La serie si avvale delle performance attoriali di Pedro Pascal, Carl Weathers, Werner Herzog, Nick Nolte, Gina Carano, e Giancarlo Esposito. Ambientato 6 anni dopo la caduta dell’Impero, The Mandalorian narra la storia narra le peripezie di Mando, un cacciatore di taglie mandaloriano. Quando l’Impero Galattico occupò Mandalore, il protagonista scappò insieme all’odio che lo accompagnerà per sempre; quello verso gli imperiali e quello, più preponderante, verso i droidi. Durante una missione Mando scoverà Il bambino, un piccolo della stessa razza di Yoda. Il neonato è ricercato da un affiliato dell’Impero per ragioni sconosciute e Mando opta dunque per non consegnare questa taglia, decide invece di proteggerla. Inizia quindi un lungo viaggio che vede Mando proteggere Il bambino, mentre riaffiorano frammenti del suo travagliato passato.
Indice
Filler o non-filler? – The Mandalorian recensione
Troppo spesso sul web la parola filler viene usata a sproposito. Il filler tecnicamente è un riempitivo, un qualcosa di non necessario ai fini della storia meramente utilizzato per allungare il brodo. Viene dunque aumentata la durata di una serie senza però intervenire sulla sua sostanza, che invece rimane sempre la medesima. Ecco dunque che il filler non deve alterare in alcun modo la trama, non intaccandola nel modo più assoluto. Piuttosto deve rappresentare una storia secondaria, coerente con gli stilemi del resto della serie ma lontana per importanza dagli episodi che godono di uno sviluppo di trama al loro interno. Alla luce di questa definizione appare chiaro come in The Mandalorian non siano presenti filler. Le puntate additate tali (Sanctuary, The Gunslinger e The Prisoner) non lo sono affatto.
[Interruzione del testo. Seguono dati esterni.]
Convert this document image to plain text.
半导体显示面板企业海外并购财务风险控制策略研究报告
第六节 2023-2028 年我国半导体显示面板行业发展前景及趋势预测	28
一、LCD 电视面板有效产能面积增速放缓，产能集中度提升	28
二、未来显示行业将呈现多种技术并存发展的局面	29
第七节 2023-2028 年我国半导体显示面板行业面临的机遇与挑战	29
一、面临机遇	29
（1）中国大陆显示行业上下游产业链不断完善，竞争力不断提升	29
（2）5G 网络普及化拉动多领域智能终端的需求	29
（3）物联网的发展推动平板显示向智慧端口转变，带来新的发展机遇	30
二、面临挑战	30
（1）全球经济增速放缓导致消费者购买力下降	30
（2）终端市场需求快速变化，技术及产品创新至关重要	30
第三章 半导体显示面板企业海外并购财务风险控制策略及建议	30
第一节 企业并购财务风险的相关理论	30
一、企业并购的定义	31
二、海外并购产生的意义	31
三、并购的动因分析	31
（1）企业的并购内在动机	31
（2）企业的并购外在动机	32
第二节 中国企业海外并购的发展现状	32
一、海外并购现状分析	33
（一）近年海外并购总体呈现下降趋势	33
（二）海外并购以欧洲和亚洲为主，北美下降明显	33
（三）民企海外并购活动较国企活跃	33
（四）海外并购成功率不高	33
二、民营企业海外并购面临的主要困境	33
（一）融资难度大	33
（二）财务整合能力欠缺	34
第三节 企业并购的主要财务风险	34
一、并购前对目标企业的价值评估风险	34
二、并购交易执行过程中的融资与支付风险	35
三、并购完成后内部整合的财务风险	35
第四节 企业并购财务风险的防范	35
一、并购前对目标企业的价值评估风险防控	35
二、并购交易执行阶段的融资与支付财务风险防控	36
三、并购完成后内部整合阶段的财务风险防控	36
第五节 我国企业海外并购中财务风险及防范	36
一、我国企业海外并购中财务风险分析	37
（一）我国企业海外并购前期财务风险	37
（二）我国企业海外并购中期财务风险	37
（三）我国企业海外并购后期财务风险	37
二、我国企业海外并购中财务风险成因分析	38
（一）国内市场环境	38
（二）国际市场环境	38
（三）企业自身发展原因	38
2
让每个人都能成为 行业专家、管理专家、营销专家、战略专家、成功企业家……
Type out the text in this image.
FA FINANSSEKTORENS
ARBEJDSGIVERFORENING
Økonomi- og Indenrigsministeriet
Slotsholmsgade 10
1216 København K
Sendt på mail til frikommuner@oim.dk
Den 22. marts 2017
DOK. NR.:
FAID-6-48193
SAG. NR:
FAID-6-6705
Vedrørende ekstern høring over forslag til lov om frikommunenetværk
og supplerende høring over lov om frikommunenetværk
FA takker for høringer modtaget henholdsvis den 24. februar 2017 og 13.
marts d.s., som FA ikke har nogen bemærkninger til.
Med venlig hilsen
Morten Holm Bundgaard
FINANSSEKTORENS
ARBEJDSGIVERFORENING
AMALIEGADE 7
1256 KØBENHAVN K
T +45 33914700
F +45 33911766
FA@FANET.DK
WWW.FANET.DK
Il quarto, il quinto e il sesto episodio della serie soffrono l’assenza della trama principale, quella che narra di Baby Yoda, ma sono lontanissimo dall’essere episodi filler. Anche se l’assenza della trama primaria porta a pensare alla relativa futilità dell’episodio, ci sono molti altri aspetti da considerare. In primo luogo The Mandalorian, un prodotto che affonda le sue radici nelle serie fantascientifiche degli anni ’70, è ben consapevole della sua natura episodica. Gli episodi elencati in precedenza sono infatti relativamente autonomi, ma sono fondamentali nell’esplorare il personaggio di Mando, il suo passato e il suo rapporto con Il bambino. Seppur non contenutisticamente abbondanti come gli altri, questi “filler” sono ingiustamente inseriti in una categoria non in grado di sviluppare i personaggi in un modo simile.
Qualcosa, ma in Star Wars
Uno degli aspetti più affascinanti di questa serie è la sua capacità di navigare tra generi diversi. The Mandalorian, essendo una serie ambientata nell’universo creato da George Lucas, nasce da uno spunto fantascientifico fatto di navi spaziali, alieni e droidi. La fantascienza di Star Wars diventa però solo un contesto: è il mondo all’interno del quale i personaggi si muovono ad essere fantascientifico, la serie si avvia invece verso sentieri ben diversi. Innanzitutto è presente l’elemento western, dominante nei primi tre episodi. In The Child, il secondo episodio, assistiamo a un classicissimo assalto al treno che, pur diventando un Sandcrawler, riesce a mantenere delle dinamiche estremamente western. Un’altro esempio lo ritroviamo in The Prisoner, dove è presente il leggendario stallo alla messicana.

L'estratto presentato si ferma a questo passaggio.